В рекламах The Ketchup Advisory Board мягкость и неторопливость всегда возвращается, когда персонажи получают дозу кетчупа, и точно так же химия мозга и сон в итоге всегда побеждают эффект кофеина. Но люди, судя по всему, получают удовольствие от ощущений, возникающих в результате обмана собственного мозга ради временного прилива бодрости и, как и пчелы, стремятся к нему снова и снова. Всего пара-тройка пчел может привести весь рой к цветкам с кофеином — и так же пристрастие к кофе изменило путь развития человеческих сообществ. На Западе, как полагают историки, кофе помог подготовить почву и для эпохи Просвещения, и для последовавшей за ней промышленной революции. И все это началось с изменений в утренней трапезе.
Рекламщики знают фразу «завтрак для чемпионов» как образцовый рекламный слоган, которым бренд пшеничных хлопьев «Уитиз» (Wheaties) пользовался 80 лет. Однако для студентов в университетских городках и общежитиях эти хлопья не считаются «завтраком для чемпионов», пока их не зальют щедрой порцией пива. Это сочетание объявляется лекарством от последствий ночных возлияний, действующим по принципу «рюмки с похмелья», но мало кто осмеливается попробовать неаппетитное на вид месиво больше одного раза. Осоловевшие после ночной попойки старшекурсники, вероятно, удивятся, узнав, что люди по всей Центральной и Северной Европе каждый день начинали завтраком такого рода на протяжении более девяти веков. До пришествия кофе «пивной суп» был обычным утренним блюдом. В стандартном рецепте горячим пивом заливали хлеб или кашу с яйцами, маслом, сыром или сахаром, который добавляли по особым случаям. Эта смесь обеспечивала людей всех возрастов углеводами, калориями и, хотя пиво обычно было слабым, состоянием легкого подпития. Фактически пивной суп служил началом долгого пивного дня. Наряду с хлебом домашний эль и другое пиво входили в каждый прием пищи, представляя собой важный, богатый питательными веществами компонент средневекового рациона. Даже в XVII в., когда кофе начал укреплять свои позиции в мире, подушное потребление пива в Северной Европе варьировало от 156 до 700 л в год, а 300 — 400 л считались нормой.
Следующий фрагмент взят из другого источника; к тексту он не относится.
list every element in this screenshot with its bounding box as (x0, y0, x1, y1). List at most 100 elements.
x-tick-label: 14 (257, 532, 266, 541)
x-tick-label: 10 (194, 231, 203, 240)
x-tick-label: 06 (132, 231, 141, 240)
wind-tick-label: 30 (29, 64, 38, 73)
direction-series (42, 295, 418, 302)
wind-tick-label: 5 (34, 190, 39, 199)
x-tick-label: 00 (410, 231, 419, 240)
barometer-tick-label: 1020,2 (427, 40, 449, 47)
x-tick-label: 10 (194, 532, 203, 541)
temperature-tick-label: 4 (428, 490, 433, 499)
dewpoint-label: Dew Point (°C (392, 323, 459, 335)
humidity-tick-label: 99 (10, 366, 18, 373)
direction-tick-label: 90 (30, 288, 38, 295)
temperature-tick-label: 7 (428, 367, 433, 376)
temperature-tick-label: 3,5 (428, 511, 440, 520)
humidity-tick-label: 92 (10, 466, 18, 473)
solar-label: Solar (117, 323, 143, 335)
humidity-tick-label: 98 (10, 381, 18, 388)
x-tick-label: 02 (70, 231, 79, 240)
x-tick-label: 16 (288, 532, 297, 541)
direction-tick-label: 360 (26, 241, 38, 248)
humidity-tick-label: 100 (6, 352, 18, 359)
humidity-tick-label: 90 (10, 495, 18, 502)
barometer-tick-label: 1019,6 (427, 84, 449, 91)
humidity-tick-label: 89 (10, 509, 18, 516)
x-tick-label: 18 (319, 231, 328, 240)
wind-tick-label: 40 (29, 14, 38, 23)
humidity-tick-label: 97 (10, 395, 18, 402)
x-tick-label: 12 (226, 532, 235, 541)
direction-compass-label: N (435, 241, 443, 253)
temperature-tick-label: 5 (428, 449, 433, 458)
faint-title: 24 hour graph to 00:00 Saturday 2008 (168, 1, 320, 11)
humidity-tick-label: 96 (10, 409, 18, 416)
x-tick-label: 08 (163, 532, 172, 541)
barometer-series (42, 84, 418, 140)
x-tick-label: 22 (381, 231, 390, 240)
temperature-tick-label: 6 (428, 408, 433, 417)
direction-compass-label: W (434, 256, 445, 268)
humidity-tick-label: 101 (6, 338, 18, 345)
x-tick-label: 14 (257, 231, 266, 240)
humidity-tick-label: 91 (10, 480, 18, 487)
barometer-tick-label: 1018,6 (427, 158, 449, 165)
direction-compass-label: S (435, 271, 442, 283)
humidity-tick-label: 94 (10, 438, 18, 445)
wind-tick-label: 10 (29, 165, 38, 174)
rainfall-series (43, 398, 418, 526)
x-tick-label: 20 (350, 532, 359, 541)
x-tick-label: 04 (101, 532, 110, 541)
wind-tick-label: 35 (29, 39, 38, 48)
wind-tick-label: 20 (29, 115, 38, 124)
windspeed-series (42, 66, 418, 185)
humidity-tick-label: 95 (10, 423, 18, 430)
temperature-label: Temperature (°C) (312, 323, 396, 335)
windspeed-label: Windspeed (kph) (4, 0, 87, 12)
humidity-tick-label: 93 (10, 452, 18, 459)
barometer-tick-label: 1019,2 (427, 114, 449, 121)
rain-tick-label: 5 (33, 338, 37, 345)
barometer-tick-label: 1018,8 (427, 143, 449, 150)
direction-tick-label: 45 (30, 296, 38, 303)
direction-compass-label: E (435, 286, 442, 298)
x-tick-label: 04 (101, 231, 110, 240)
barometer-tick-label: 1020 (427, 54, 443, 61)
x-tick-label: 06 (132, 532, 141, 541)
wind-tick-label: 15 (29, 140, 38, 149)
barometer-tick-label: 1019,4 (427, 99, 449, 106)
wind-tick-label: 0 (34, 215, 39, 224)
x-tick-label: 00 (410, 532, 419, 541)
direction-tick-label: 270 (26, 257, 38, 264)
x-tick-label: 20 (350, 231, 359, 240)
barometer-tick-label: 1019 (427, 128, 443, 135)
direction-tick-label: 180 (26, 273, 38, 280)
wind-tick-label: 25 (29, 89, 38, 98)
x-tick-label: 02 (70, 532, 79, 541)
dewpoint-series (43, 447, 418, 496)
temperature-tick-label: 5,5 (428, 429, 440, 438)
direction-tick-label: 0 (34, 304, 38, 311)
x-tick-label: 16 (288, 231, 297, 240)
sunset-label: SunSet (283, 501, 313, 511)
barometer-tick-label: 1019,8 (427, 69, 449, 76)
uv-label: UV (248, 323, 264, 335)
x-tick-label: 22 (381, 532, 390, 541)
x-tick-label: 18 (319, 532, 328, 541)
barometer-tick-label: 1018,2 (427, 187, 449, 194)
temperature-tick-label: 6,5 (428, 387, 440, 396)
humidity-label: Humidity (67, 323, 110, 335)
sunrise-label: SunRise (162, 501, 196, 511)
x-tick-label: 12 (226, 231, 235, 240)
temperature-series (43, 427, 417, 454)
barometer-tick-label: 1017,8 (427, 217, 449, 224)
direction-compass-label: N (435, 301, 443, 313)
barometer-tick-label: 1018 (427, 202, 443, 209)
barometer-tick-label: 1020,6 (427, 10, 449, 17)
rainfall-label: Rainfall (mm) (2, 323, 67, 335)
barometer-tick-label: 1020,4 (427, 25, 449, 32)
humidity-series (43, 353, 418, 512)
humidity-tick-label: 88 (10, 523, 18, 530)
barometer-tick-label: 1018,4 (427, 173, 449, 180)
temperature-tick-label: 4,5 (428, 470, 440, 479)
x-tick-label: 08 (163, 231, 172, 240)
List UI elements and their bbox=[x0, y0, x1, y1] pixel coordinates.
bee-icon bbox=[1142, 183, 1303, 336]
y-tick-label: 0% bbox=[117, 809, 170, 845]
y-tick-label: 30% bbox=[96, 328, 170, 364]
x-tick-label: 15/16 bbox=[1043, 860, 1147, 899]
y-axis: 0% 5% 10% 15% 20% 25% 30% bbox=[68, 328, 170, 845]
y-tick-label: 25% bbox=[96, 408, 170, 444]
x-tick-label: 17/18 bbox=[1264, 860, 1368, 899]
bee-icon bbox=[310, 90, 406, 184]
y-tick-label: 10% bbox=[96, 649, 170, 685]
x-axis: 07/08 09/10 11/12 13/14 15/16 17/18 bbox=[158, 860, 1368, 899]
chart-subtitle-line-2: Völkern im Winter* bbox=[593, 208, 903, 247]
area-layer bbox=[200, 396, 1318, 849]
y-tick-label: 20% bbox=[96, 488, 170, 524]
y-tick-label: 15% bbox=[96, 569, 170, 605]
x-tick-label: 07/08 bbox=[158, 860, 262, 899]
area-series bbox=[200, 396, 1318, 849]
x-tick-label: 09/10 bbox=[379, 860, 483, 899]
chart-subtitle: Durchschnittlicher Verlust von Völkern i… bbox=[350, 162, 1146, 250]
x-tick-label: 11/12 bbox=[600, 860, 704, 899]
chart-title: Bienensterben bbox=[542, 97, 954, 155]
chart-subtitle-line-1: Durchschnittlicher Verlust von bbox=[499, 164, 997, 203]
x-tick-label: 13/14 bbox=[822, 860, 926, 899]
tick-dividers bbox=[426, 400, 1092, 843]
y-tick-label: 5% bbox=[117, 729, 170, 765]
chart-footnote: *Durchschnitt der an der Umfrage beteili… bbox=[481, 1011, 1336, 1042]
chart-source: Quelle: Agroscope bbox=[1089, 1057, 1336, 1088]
Современные нормы в сравнении с этими цифрами выглядят бледно: американцы выпивают мизерные 78 л в год, британцы и того меньше — 74 л, и даже любящие пиво немцы осиливают всего лишь 107 л.
В этой среде привычного легкого опьянения кофе явился «Великим отрезвителем», как окрестили его социальные историки. Вместо тумана в голове, навеваемого пивом (или вином, служившим повседневным напитком в Южной Европе), употребление кофе делало людей бодрыми, энергичными и, пожалуй, более эффективными. Аналогия со студентом работает и здесь: любой, кто надеется закончить университет, довольно быстро понимает, что употребление пива перед занятиями приводит к совершенно иному результату, чем кофе. И то и другое производится из семян, но замена сброженного напитка стимулятором оказывает огромное влияние на средний балл студента, и не только. В Европе переход на кофе шел на волне Реформации, и тот факт, что этот напиток привносил в жизнь людей трезвость и делал их труд более плодотворным, прекрасно вписывался в зарождающуюся философию эпохи. Как сказал один философ, кофе «химическим и фармакологическим путем добился того, чего рационализм и протестантская этика стремились достичь посредством духовности и идеологии». На практике кофе подготовил и тело, и разум к работе в помещении, которая становилась обычной в маленьких и больших городах — к управленческой и коммерческой деятельности и промышленному производству. И вовсе не совпадение, что слова «кофе», «фабрика» и «рабочий класс» в их современном значении и написании появились в английском языке именно в XVIII в. Этот напиток стал особенно популярен у рабочих в городах, и Лондон когда-то мог похвастаться более чем 3000 кофеен — одно заведение на каждых 200 жителей.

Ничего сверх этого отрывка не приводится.